There are so many good restaurants it is difficult to know where to start. Montagna Restaurant at the famous Little Nell Hotel is great for stargazing, while locals will tell you they love Takah Sushi, an institution in Aspen and L’Hostaria, where the food and the atmosphere are equally addictive.

Out of town the Degustation menu at Willow Creek Bistro at the Ritz Carlton, Aspen Highlands stands out. Lovers of the high life also need to book an a la carte lunch at Cloud Nine Bistro atop of Aspen Highlands. You can ski or snowboard to the bistro, then dine at over 3,000 metres with magnificent views of the Maroon Bells mountains wearing their thick layer of snow like a white mink coat.

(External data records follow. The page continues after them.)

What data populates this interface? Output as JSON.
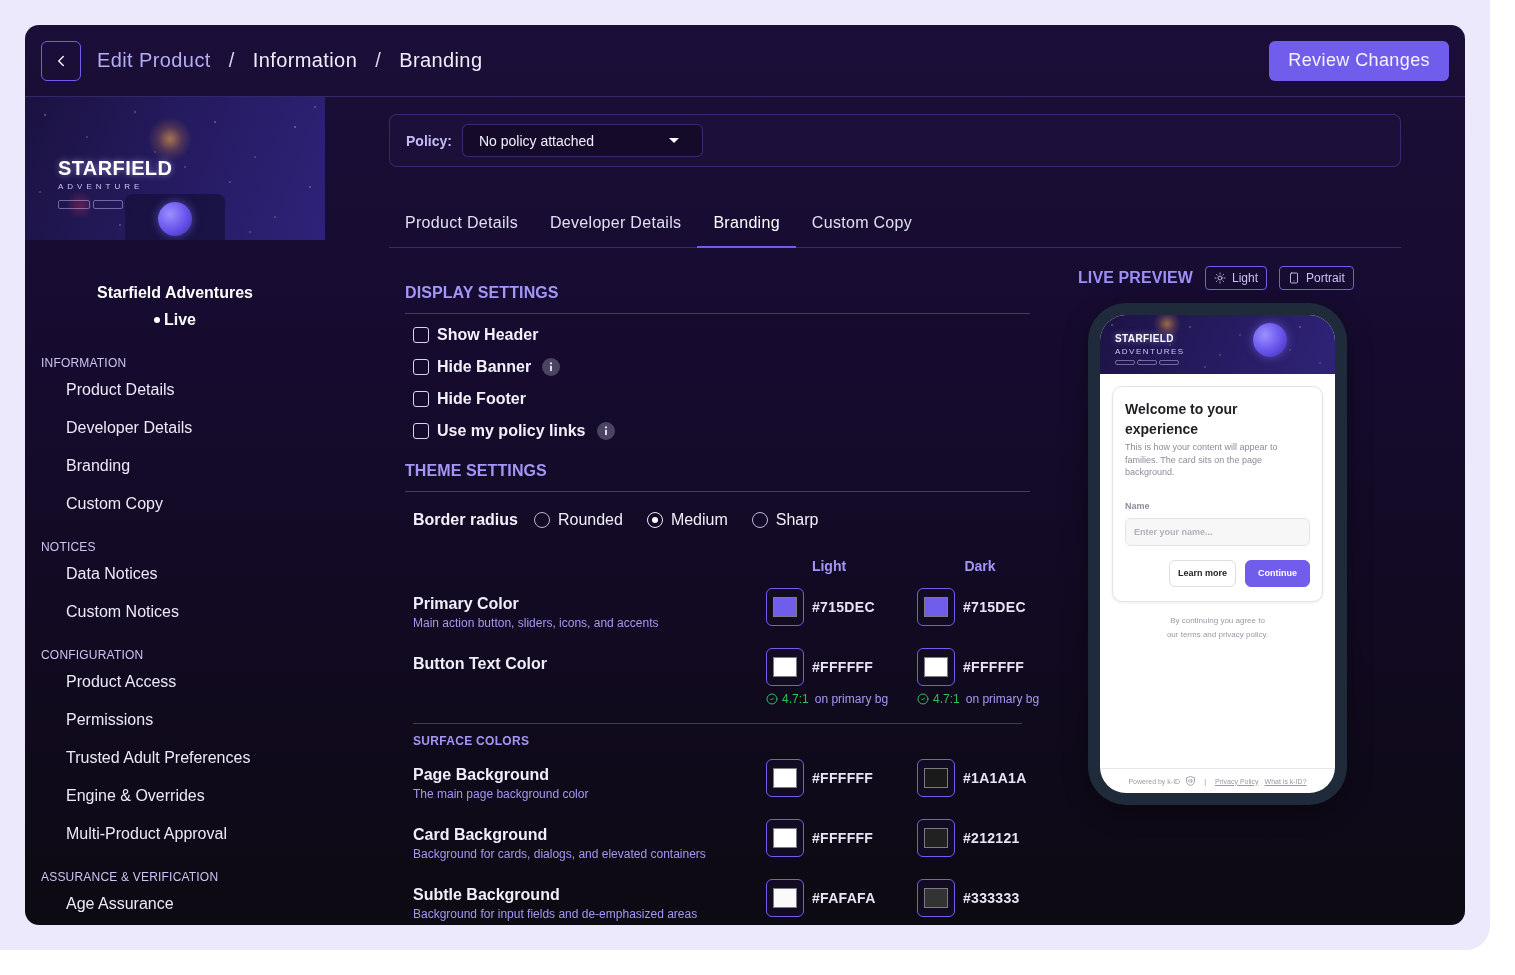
{
  "breadcrumb": [
    {
      "kind": "root",
      "label": "Edit Product"
    },
    {
      "kind": "separator",
      "label": "/"
    },
    {
      "kind": "page",
      "label": "Information"
    },
    {
      "kind": "separator",
      "label": "/"
    },
    {
      "kind": "page",
      "label": "Branding"
    }
  ],
  "header_action": {
    "label": "Review Changes"
  },
  "sidebar": {
    "banner": {
      "title": "STARFIELD",
      "subtitle": "ADVENTURE"
    },
    "product": {
      "name": "Starfield Adventures",
      "status": "Live"
    },
    "sections": [
      {
        "title": "INFORMATION",
        "items": [
          {
            "label": "Product Details",
            "selected": false
          },
          {
            "label": "Developer Details",
            "selected": false
          },
          {
            "label": "Branding",
            "selected": false
          },
          {
            "label": "Custom Copy",
            "selected": false
          }
        ]
      },
      {
        "title": "NOTICES",
        "items": [
          {
            "label": "Data Notices",
            "selected": false
          },
          {
            "label": "Custom Notices",
            "selected": false
          }
        ]
      },
      {
        "title": "CONFIGURATION",
        "items": [
          {
            "label": "Product Access",
            "selected": false
          },
          {
            "label": "Permissions",
            "selected": false
          },
          {
            "label": "Trusted Adult Preferences",
            "selected": false
          },
          {
            "label": "Engine & Overrides",
            "selected": false
          },
          {
            "label": "Multi-Product Approval",
            "selected": false
          }
        ]
      },
      {
        "title": "ASSURANCE & VERIFICATION",
        "items": [
          {
            "label": "Age Assurance",
            "selected": false
          }
        ]
      }
    ]
  },
  "policy": {
    "label": "Policy:",
    "value": "No policy attached"
  },
  "tabs": [
    {
      "label": "Product Details",
      "selected": false
    },
    {
      "label": "Developer Details",
      "selected": false
    },
    {
      "label": "Branding",
      "selected": true
    },
    {
      "label": "Custom Copy",
      "selected": false
    }
  ],
  "display_settings": {
    "title": "DISPLAY SETTINGS",
    "options": [
      {
        "label": "Show Header",
        "checked": false,
        "info": false
      },
      {
        "label": "Hide Banner",
        "checked": false,
        "info": true
      },
      {
        "label": "Hide Footer",
        "checked": false,
        "info": false
      },
      {
        "label": "Use my policy links",
        "checked": false,
        "info": true
      }
    ]
  },
  "theme_settings": {
    "title": "THEME SETTINGS",
    "border_radius": {
      "label": "Border radius",
      "options": [
        {
          "label": "Rounded",
          "selected": false
        },
        {
          "label": "Medium",
          "selected": true
        },
        {
          "label": "Sharp",
          "selected": false
        }
      ]
    },
    "columns": [
      "Light",
      "Dark"
    ],
    "colors": [
      {
        "name": "Primary Color",
        "description": "Main action button, sliders, icons, and accents",
        "light": {
          "value": "#715DEC",
          "color": "#715dec"
        },
        "dark": {
          "value": "#715DEC",
          "color": "#715dec"
        }
      },
      {
        "name": "Button Text Color",
        "light": {
          "value": "#FFFFFF",
          "color": "#ffffff",
          "contrast": {
            "ratio": "4.7:1",
            "note": "on primary bg",
            "passes": true
          }
        },
        "dark": {
          "value": "#FFFFFF",
          "color": "#ffffff",
          "contrast": {
            "ratio": "4.7:1",
            "note": "on primary bg",
            "passes": true
          }
        }
      }
    ],
    "surface_title": "SURFACE COLORS",
    "surface_colors": [
      {
        "name": "Page Background",
        "description": "The main page background color",
        "light": {
          "value": "#FFFFFF",
          "color": "#ffffff"
        },
        "dark": {
          "value": "#1A1A1A",
          "color": "#1a1a1a"
        }
      },
      {
        "name": "Card Background",
        "description": "Background for cards, dialogs, and elevated containers",
        "light": {
          "value": "#FFFFFF",
          "color": "#ffffff"
        },
        "dark": {
          "value": "#212121",
          "color": "#212121"
        }
      },
      {
        "name": "Subtle Background",
        "description": "Background for input fields and de-emphasized areas",
        "light": {
          "value": "#FAFAFA",
          "color": "#fafafa"
        },
        "dark": {
          "value": "#333333",
          "color": "#333333"
        }
      }
    ]
  },
  "preview": {
    "title": "LIVE PREVIEW",
    "mode_buttons": [
      {
        "kind": "theme",
        "label": "Light"
      },
      {
        "kind": "orientation",
        "label": "Portrait"
      }
    ],
    "screen": {
      "banner": {
        "title": "STARFIELD",
        "subtitle": "ADVENTURES"
      },
      "card": {
        "title": "Welcome to your experience",
        "body": "This is how your content will appear to families. The card sits on the page background.",
        "field": {
          "label": "Name",
          "placeholder": "Enter your name..."
        },
        "buttons": [
          {
            "kind": "secondary",
            "label": "Learn more"
          },
          {
            "kind": "primary",
            "label": "Continue"
          }
        ]
      },
      "terms": "By continuing you agree to our terms and privacy policy.",
      "footer": {
        "powered_by": "Powered by k-ID",
        "separator": "|",
        "links": [
          {
            "label": "Privacy Policy"
          },
          {
            "label": "What is k-ID?"
          }
        ]
      }
    }
  }
}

Après ski drinks should be in 39 Degrees, at the chic Sky Hotel at the foot of the Ajax gondola, or for a more traditional, older crowd try the bar at the Little Nell. Later in the evening get yourself an invitation to the members-only Caribou Club.

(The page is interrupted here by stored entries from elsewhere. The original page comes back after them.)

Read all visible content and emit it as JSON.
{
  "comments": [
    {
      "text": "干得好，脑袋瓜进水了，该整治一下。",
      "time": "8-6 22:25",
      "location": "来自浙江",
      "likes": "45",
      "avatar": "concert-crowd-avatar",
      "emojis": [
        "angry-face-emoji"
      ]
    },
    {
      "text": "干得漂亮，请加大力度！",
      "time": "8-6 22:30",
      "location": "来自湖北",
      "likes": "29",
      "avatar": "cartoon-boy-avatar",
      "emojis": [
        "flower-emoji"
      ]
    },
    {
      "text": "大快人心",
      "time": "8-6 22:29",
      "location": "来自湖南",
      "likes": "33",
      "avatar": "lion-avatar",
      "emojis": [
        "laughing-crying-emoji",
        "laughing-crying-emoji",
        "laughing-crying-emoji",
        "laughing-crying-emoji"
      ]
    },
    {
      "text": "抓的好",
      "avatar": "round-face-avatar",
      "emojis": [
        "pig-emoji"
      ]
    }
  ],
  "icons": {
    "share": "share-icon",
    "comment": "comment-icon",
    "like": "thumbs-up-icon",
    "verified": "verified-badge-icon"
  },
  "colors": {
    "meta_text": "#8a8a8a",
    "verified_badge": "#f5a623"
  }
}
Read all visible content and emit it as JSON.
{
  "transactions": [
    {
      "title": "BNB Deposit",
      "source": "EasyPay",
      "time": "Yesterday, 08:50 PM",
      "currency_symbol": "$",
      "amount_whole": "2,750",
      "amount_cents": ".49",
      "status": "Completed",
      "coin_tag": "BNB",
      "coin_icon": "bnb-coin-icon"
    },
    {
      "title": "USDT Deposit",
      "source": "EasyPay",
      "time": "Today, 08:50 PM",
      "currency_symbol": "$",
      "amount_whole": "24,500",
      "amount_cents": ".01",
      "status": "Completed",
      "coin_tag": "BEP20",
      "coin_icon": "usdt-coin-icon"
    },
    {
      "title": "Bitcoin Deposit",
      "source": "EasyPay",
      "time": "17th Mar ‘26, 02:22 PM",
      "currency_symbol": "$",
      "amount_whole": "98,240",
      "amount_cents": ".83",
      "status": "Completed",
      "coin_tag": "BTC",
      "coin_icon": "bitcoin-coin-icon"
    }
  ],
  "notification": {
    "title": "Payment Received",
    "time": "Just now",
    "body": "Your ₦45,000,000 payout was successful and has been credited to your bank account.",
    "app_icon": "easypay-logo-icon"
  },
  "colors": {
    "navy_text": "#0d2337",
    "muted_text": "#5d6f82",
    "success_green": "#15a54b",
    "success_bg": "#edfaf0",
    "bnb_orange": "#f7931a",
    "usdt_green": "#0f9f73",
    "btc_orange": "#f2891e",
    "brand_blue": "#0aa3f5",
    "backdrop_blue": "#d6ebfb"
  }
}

The historic Hotel Jerome is still a wonderful place to stay with its antiques and pillows piled snowdrift high on the beds. The hotel is undergoing a grand refurbishment so by the start of the ski season it should be looking very plush indeed. You can book into a range of apartments including the Little Nell Condominiums through Frias Properties.

Those who want to stay beyond five stars can go one stage further and rent a private house. At the very top end of the market specialist brokers like Nelson Bell will cater to your every whim, finding incredibly luxurious houses for you to rent and then making sure that everything from the choice of movies to the way the kitchen knives are laid out is exactly to your taste.

Bell numbers Will Smith and Maria Carey among his clients, (although he would never tell you that himself: discretion is the name of the game with the rich and famous). He’s redecorated rooms, changed furniture, put in toboggan runs and converted
whole rooms into private bowling alleys – then changed it all back again when the owners of the exclusive properties return. Through Bell you can stay in a $US27 million house from around $10,000 - $15,000 a night, which if you think about it is quite a bargain.